Importance of Recalibrating Corporate Governance and Structure During Growth Stages
Founders, as you ponder the direction of your company in 2026, are you confident that your business is structured for where it’s going rather than where it started?
We are born into the world with the instinct to survive. Businesses start the same way. The focus is on survival from the first corporate breath. Speed matters. Quick decisions are imperative. Corporate structure is a secondary concern. Founders rely on what gets the company up and running the fastest and whatever works in the moment to move the company forward. Perfectly normal and understandable.

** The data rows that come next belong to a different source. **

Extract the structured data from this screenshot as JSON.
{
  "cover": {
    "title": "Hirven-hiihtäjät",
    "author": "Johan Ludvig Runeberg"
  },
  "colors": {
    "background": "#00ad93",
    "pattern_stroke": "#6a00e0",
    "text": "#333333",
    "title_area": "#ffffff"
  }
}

But, has your company outgrown its original structure? From the outside, your company may look bigger and stronger, yet it is operating from the same foundational setup that supported a much smaller enterprise. I see this come up most often when a company starts talking to investors or preparing for a potential exit. Early on, the ownership structure made sense when everyone was contributing, things were moving fast, and getting started mattered more than getting everything perfect. The company was formed quickly, with the idea that the details could be cleaned up later. But later arrives at an inconvenient time. Suddenly, an investor asks why equity doesn’t line up with current roles, or why someone who hasn’t been involved in years still owns a meaningful percentage of the company. Or a buyer wants to understand the corporate structure and discovers an entity that was fine for a scrappy startup, but creates tax, governance, or liability issues at scale. What were once temporary decisions such as a handshake understanding, a rushed formation, or an early shortcut quietly become permanent simply because the business kept growing. And by the time those issues surface, they’re no longer theoretical. They affect valuation, timing, and leverage in very real ways.
Strong companies don’t just grow. They periodically recalibrate. You don’t need to rebuild everything. But ignoring structure entirely is how small gaps turn into real friction later, especially when growth, new investors, or exit scenarios enter the picture.
With the new year upon us, this is a great time for founders to consider in what ways their business needs recalibrating.